Strategic View:(A)
Prescription medicines represent the fastest-growing segment of healthcare costs in the United States. We at Trillium have taken notice, as have other investors. For example, last year 11% of shareholders voted for Pfizer to report on measures it is taking to contain the price increases of its most-prescribed drugs.
Still, most investors do not perceive such resolutions to be in their narrow financial interest. Case in point was one of the nation’s largest mutual fund groups defending their hundreds of votes against social and environmental resolutions: “our mutual funds are managed with one overriding goal: to provide the greatest possible return for our shareholders.”
But are they? The vast majority of individuals and institutions are diversified universal investors, whose fortunes rise and fall with the overall prospects for the markets, not for any one sector or stock. The key to their long-term financial gain is the overall health and profitability of the economic system. So our investment manager duty is to ask whether overpriced medicines support profitable economic growth in the aggregate.
Falling drug prices might squeeze suppliers, but all of the buyers of prescription drugs benefit, including corporate purchasers. Cost savings on health care should mean higher profits and stock prices in a broad range of industries. Pfizer’s loss becomes a gain for virtually every other non-pharmaceutical stock in the portfolio that funds prescription drug benefits for employees and retirees.
Beyond shifting cost and profits around, there are powerful dynamic impacts of lower drug prices. It is estimated that the lost economic output resulting from the combination of not working, sick days, and inferior productivity on the job totaled $260 billion in 2003 – roughly 2.4 percent of GDP. Lowering the price of pharmaceuticals provides consumers and employers an opportunity to allocate more resources towards health, while at the same time diverting resources to other goods and services. For investors, this translates into higher overall levels of productivity, profitability and return.

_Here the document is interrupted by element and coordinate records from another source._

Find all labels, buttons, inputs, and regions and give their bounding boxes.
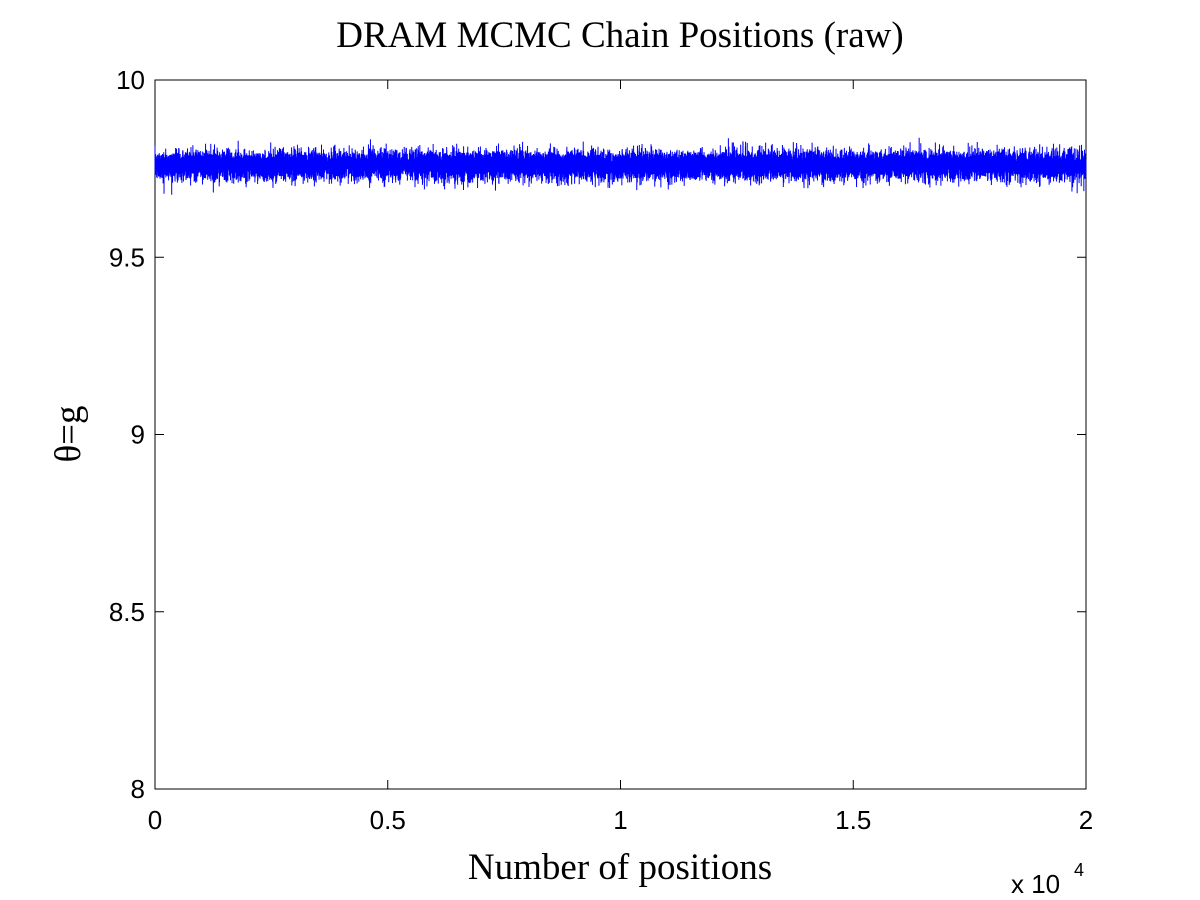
x-tick-label: 0.5 xyxy=(370,805,406,835)
y-tick-label: 8.5 xyxy=(109,597,145,627)
axis-ticks xyxy=(154,79,1087,790)
y-tick-label: 10 xyxy=(116,65,145,95)
y-tick-label: 9 xyxy=(131,420,145,450)
y-axis-label: θ=g xyxy=(48,405,89,462)
x-axis-exponent: x 10 xyxy=(1011,869,1060,899)
x-axis-label: Number of positions xyxy=(468,847,772,888)
x-tick-label: 1 xyxy=(613,805,627,835)
series-chain-line xyxy=(154,137,1087,195)
y-tick-label: 8 xyxy=(131,774,145,804)
x-tick-label: 2 xyxy=(1079,805,1093,835)
plot-area xyxy=(154,79,1087,790)
axis-tick-labels: 0 0.5 1 1.5 2 8 8.5 9 9.5 10 xyxy=(109,65,1093,835)
y-tick-label: 9.5 xyxy=(109,242,145,272)
x-tick-label: 1.5 xyxy=(835,805,871,835)
x-axis-exponent-power: 4 xyxy=(1074,860,1084,880)
x-tick-label: 0 xyxy=(148,805,162,835)
chart-title: DRAM MCMC Chain Positions (raw) xyxy=(336,15,903,56)
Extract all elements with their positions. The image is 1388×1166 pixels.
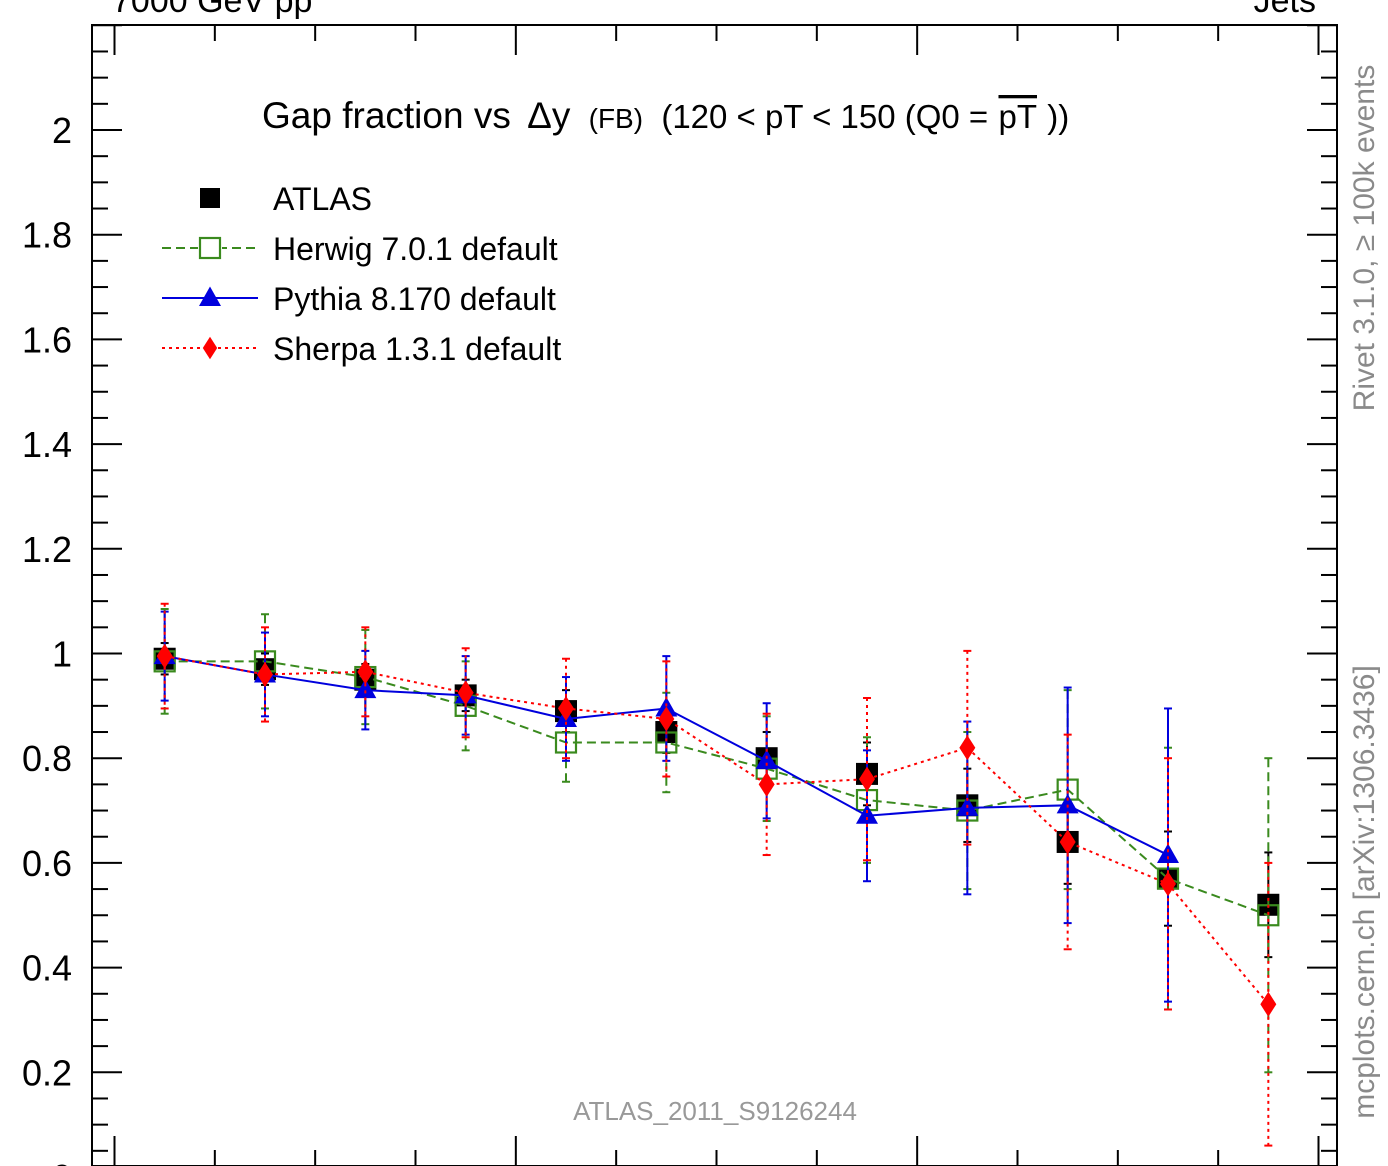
y-tick-label: 0.6 [22, 843, 72, 884]
data-point [658, 706, 675, 732]
y-axis-ticks: 0 0.2 0.4 0.6 0.8 1 1.2 1.4 1.6 1.8 2 [22, 24, 1337, 1166]
legend-label: Pythia 8.170 default [273, 281, 556, 317]
data-point [557, 695, 574, 721]
mcplots-label: mcplots.cern.ch [arXiv:1306.3436] [1348, 665, 1381, 1119]
series-layer [153, 602, 1280, 1147]
data-point [354, 678, 377, 699]
data-point [1059, 829, 1076, 855]
legend-marker-bg [198, 236, 222, 260]
data-point [1156, 843, 1179, 864]
series-line [164, 655, 1270, 1005]
x-axis-ticks [113, 25, 1320, 1166]
legend-marker [202, 336, 218, 360]
y-tick-label: 1.4 [22, 424, 72, 465]
data-point [256, 661, 273, 687]
legend-marker [198, 236, 222, 260]
chart-title-symbol: Δy [527, 95, 571, 136]
legend-label: ATLAS [273, 181, 372, 217]
legend-label: Sherpa 1.3.1 default [273, 331, 561, 367]
data-point [1260, 991, 1277, 1017]
plot-frame [91, 24, 1338, 1166]
y-tick-label: 1.2 [22, 529, 72, 570]
legend-marker [200, 188, 220, 208]
legend-entry: Herwig 7.0.1 default [162, 231, 558, 267]
data-point [855, 804, 878, 824]
series-line [164, 660, 1269, 917]
series-0 [153, 642, 1280, 959]
y-tick-label: 1 [52, 634, 72, 675]
chart-title-main: Gap fraction vs [262, 95, 511, 136]
y-tick-label: 1.8 [22, 215, 72, 256]
legend-label: Herwig 7.0.1 default [273, 231, 558, 267]
data-point [1159, 871, 1176, 897]
y-tick-label: 0 [52, 1157, 72, 1166]
legend-marker [199, 286, 221, 306]
legend: ATLAS Herwig 7.0.1 default Pythia 8.170 de… [162, 181, 561, 367]
legend-entry: Sherpa 1.3.1 default [162, 331, 561, 367]
y-tick-label: 0.4 [22, 948, 72, 989]
data-point [755, 749, 778, 769]
series-1 [153, 608, 1280, 1074]
data-point [457, 680, 474, 706]
data-point [858, 766, 875, 792]
y-tick-label: 0.8 [22, 738, 72, 779]
jets-label: Jets [1254, 0, 1316, 20]
chart-title-overline: pT [998, 98, 1037, 135]
y-tick-label: 2 [52, 110, 72, 151]
chart-title-close: )) [1047, 98, 1069, 135]
chart-title: Gap fraction vs Δy (FB) (120 < pT < 150 … [262, 95, 1069, 136]
analysis-watermark: ATLAS_2011_S9126244 [573, 1096, 857, 1126]
legend-entry: ATLAS [198, 181, 372, 217]
data-point [156, 643, 173, 669]
energy-label: 7000 GeV pp [112, 0, 312, 20]
chart-title-small: (FB) [589, 103, 643, 134]
series-3 [156, 602, 1277, 1147]
rivet-version-label: Rivet 3.1.0, ≥ 100k events [1348, 65, 1381, 412]
y-tick-label: 1.6 [22, 319, 72, 360]
y-tick-label: 0.2 [22, 1052, 72, 1093]
data-point [1056, 793, 1079, 814]
data-point [959, 735, 976, 761]
data-point [357, 659, 374, 685]
data-point [758, 771, 775, 797]
chart-title-range: (120 < pT < 150 (Q0 = [661, 98, 988, 135]
legend-entry: Pythia 8.170 default [162, 281, 556, 317]
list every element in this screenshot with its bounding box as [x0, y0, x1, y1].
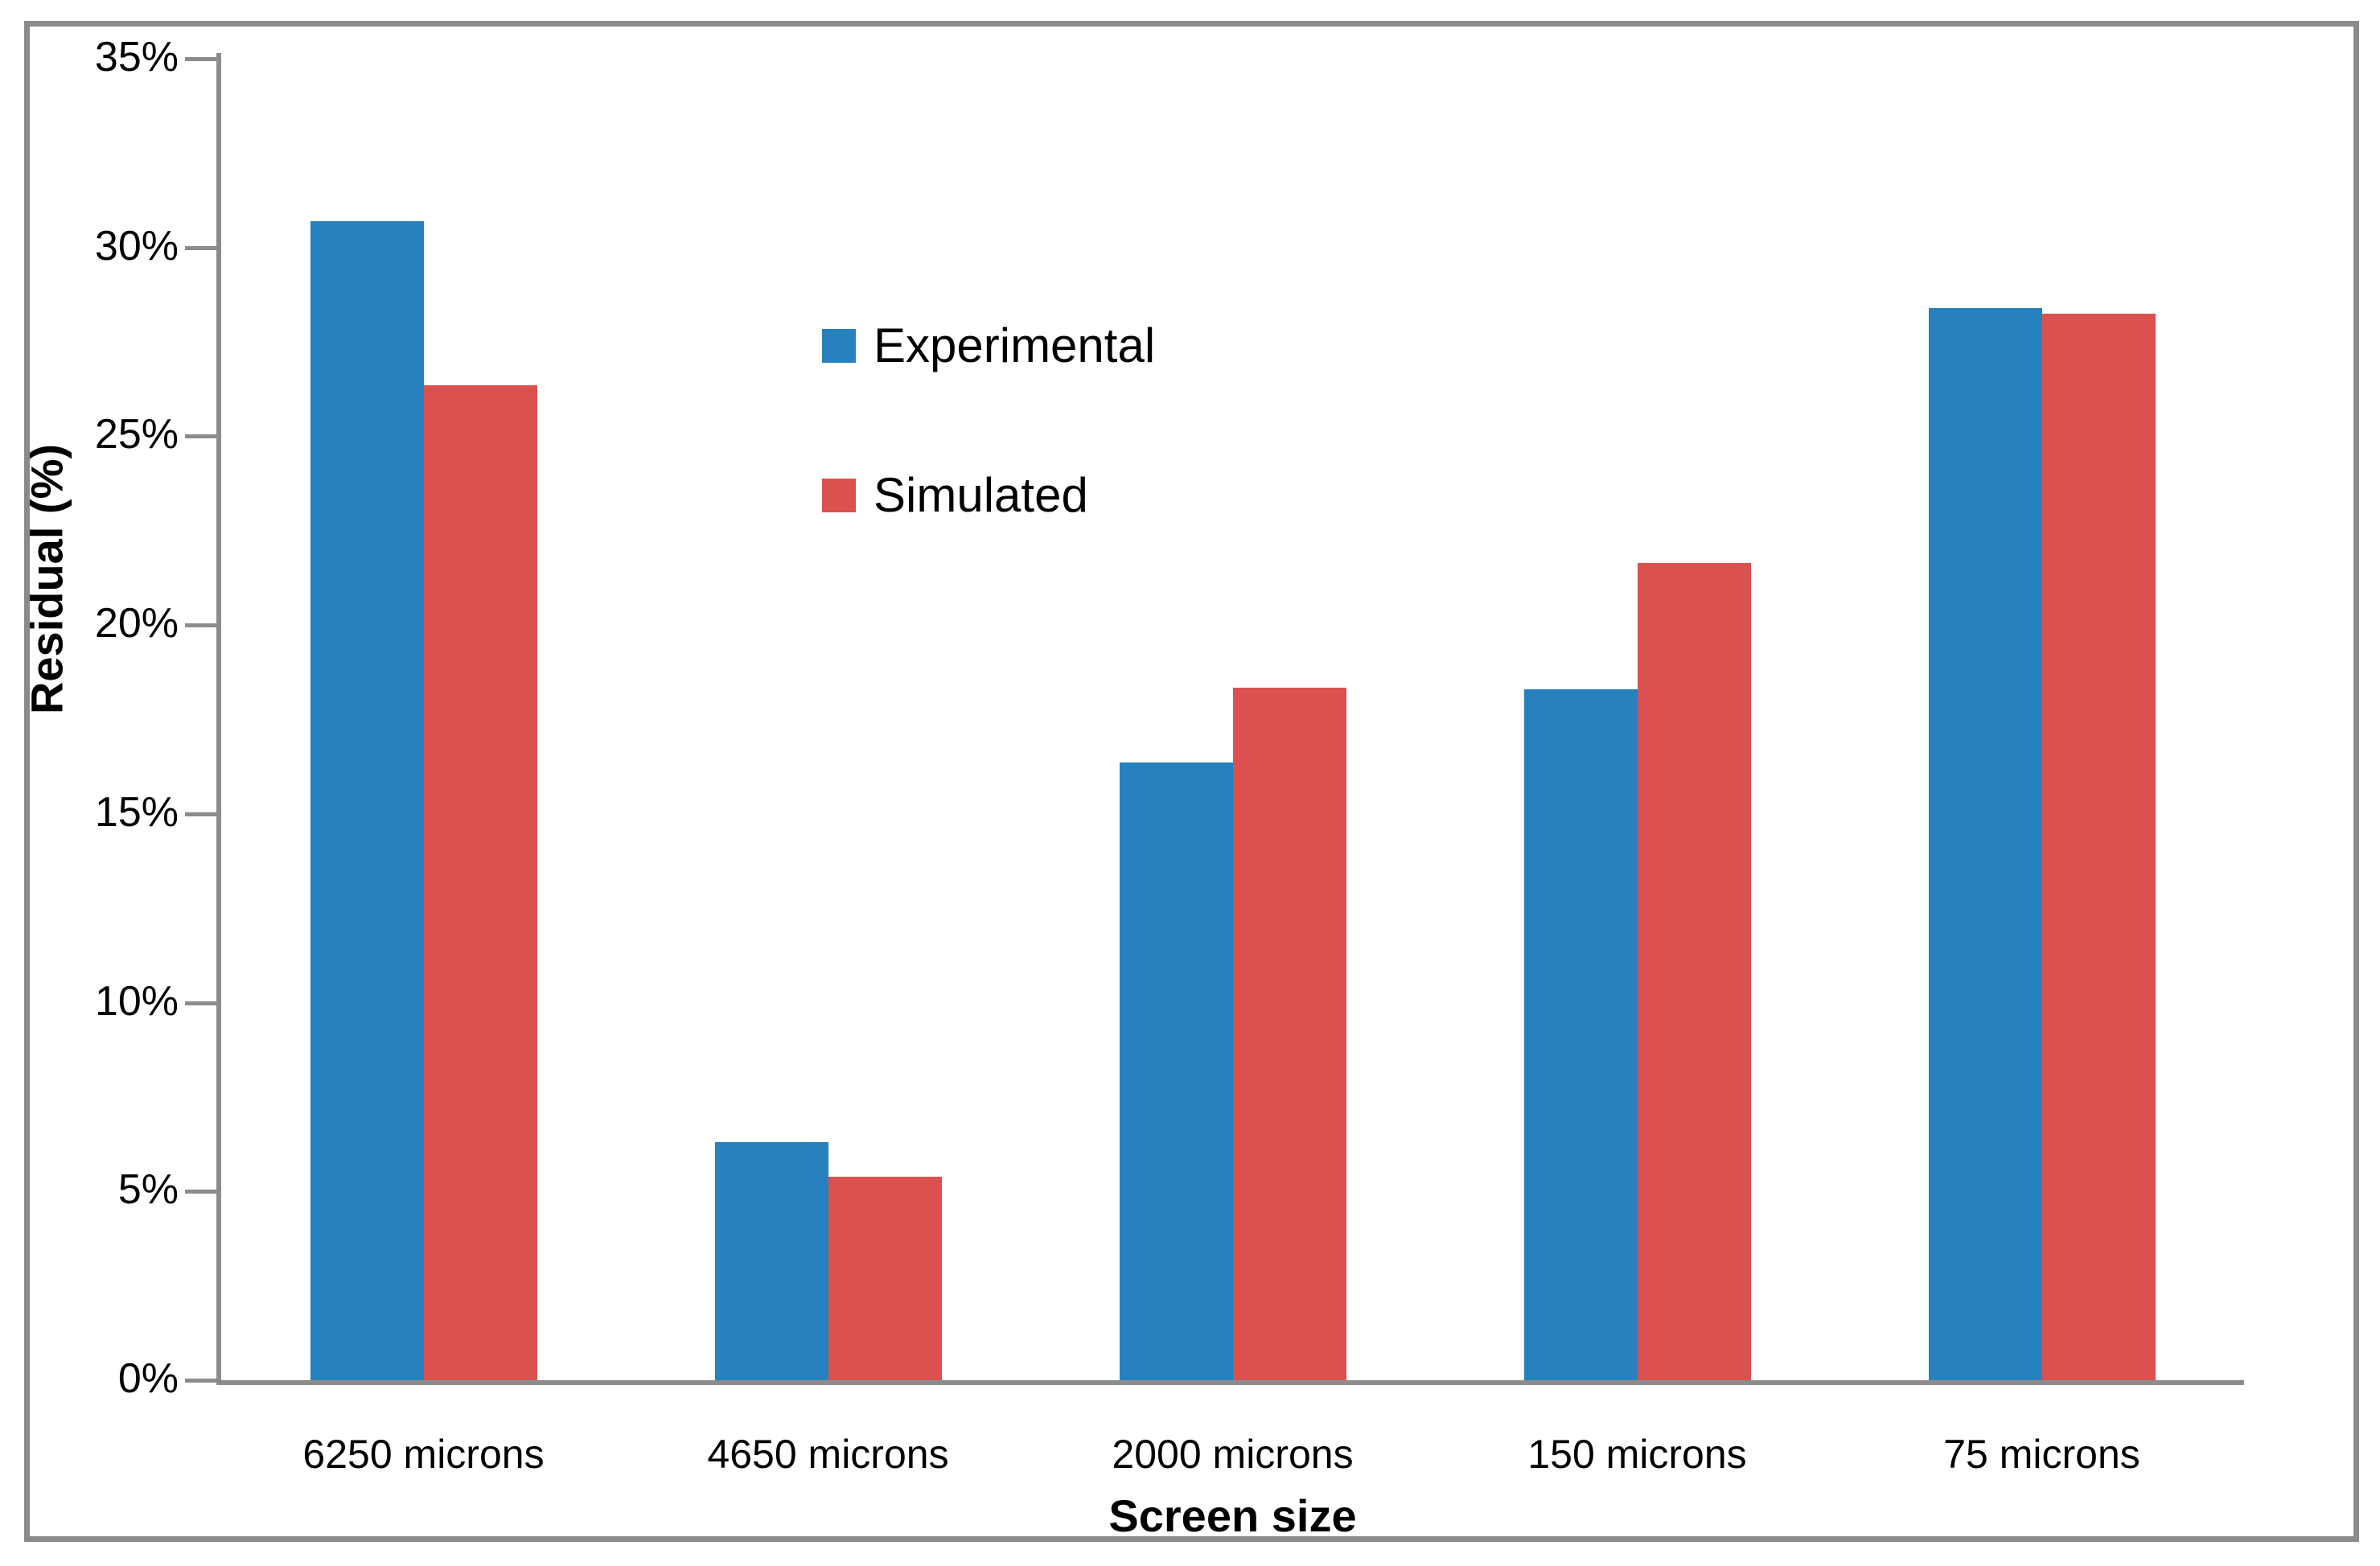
y-axis-tick-label: 25% — [94, 411, 179, 458]
bar-experimental-6250-microns — [310, 220, 424, 1380]
y-axis-tick-label: 10% — [94, 977, 179, 1025]
y-axis-tick — [185, 1379, 221, 1383]
y-axis-tick-label: 35% — [94, 34, 179, 80]
x-axis-title: Screen size — [1108, 1490, 1357, 1541]
y-axis-tick-label: 15% — [94, 788, 179, 836]
bar-experimental-4650-microns — [714, 1142, 828, 1380]
y-axis-tick — [185, 623, 221, 628]
category-label-4650-microns: 4650 microns — [707, 1432, 949, 1477]
y-axis-tick — [185, 245, 221, 250]
bar-experimental-2000-microns — [1119, 762, 1233, 1380]
y-axis-tick-label: 30% — [94, 222, 179, 269]
bar-experimental-75-microns — [1928, 307, 2042, 1380]
y-axis-line — [216, 53, 221, 1385]
legend-swatch-experimental — [822, 329, 856, 363]
y-axis-tick — [185, 1190, 221, 1194]
category-label-75-microns: 75 microns — [1943, 1432, 2140, 1477]
bar-simulated-6250-microns — [423, 385, 537, 1380]
bar-simulated-75-microns — [2041, 313, 2156, 1380]
legend-item-experimental: Experimental — [822, 320, 1155, 372]
y-axis-tick — [185, 57, 221, 61]
bar-experimental-150-microns — [1523, 688, 1638, 1380]
legend-item-simulated: Simulated — [822, 470, 1088, 521]
category-label-6250-microns: 6250 microns — [302, 1432, 545, 1477]
legend-swatch-simulated — [822, 479, 856, 512]
legend-label: Experimental — [873, 319, 1156, 372]
bar-simulated-150-microns — [1637, 562, 1751, 1380]
y-axis-tick — [185, 1001, 221, 1005]
category-label-150-microns: 150 microns — [1527, 1432, 1747, 1477]
category-label-2000-microns: 2000 microns — [1112, 1432, 1354, 1477]
chart-frame-border — [24, 21, 2359, 1542]
legend-label: Simulated — [873, 468, 1088, 522]
bar-simulated-2000-microns — [1232, 687, 1346, 1380]
y-axis-tick-label: 20% — [94, 600, 179, 647]
plot-area — [221, 59, 2244, 1380]
y-axis-tick — [185, 812, 221, 816]
bar-simulated-4650-microns — [828, 1176, 942, 1380]
x-axis-line — [219, 1380, 2244, 1385]
y-axis-tick — [185, 434, 221, 439]
y-axis-tick-label: 0% — [117, 1355, 179, 1402]
y-axis-tick-label: 5% — [117, 1166, 179, 1214]
y-axis-title: Residual (%) — [21, 443, 72, 715]
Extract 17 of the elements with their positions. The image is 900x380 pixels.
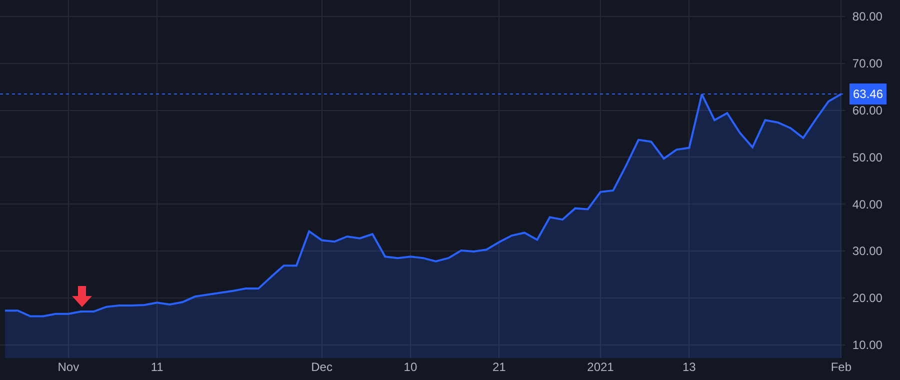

A standard argument against drug price cuts is the potential impact on research and development. However, economists have long noted the extraordinary levels of pharma sector profitability, suggestive of the pricing power that comes from less-competitive industries. This indicates ample room for price cuts before profits fall to levels that impinge on research. One simulation study found that modest price cuts would likely have negligible R&D impact.
During the long horizons appropriate to most investors, some of the largest risks to portfolio returns result from macro trends, including issues such as access to healthcare, environmental sustainability and even nuclear proliferation. Today, most investors see such issues as beyond their purview, although the risks of climate change have gained attention and action from a growing number of institutional investors. The bird’s eye view of the universal investor may require rising above the trees in order to nurture and protect the forest in unconventional ways, such as supporting increased access to healthcare.
1This article is based on a working paper I have written with my colleague Steve Lippman and Dan Rosan of the Interfaith Center on Corporate Responsibility.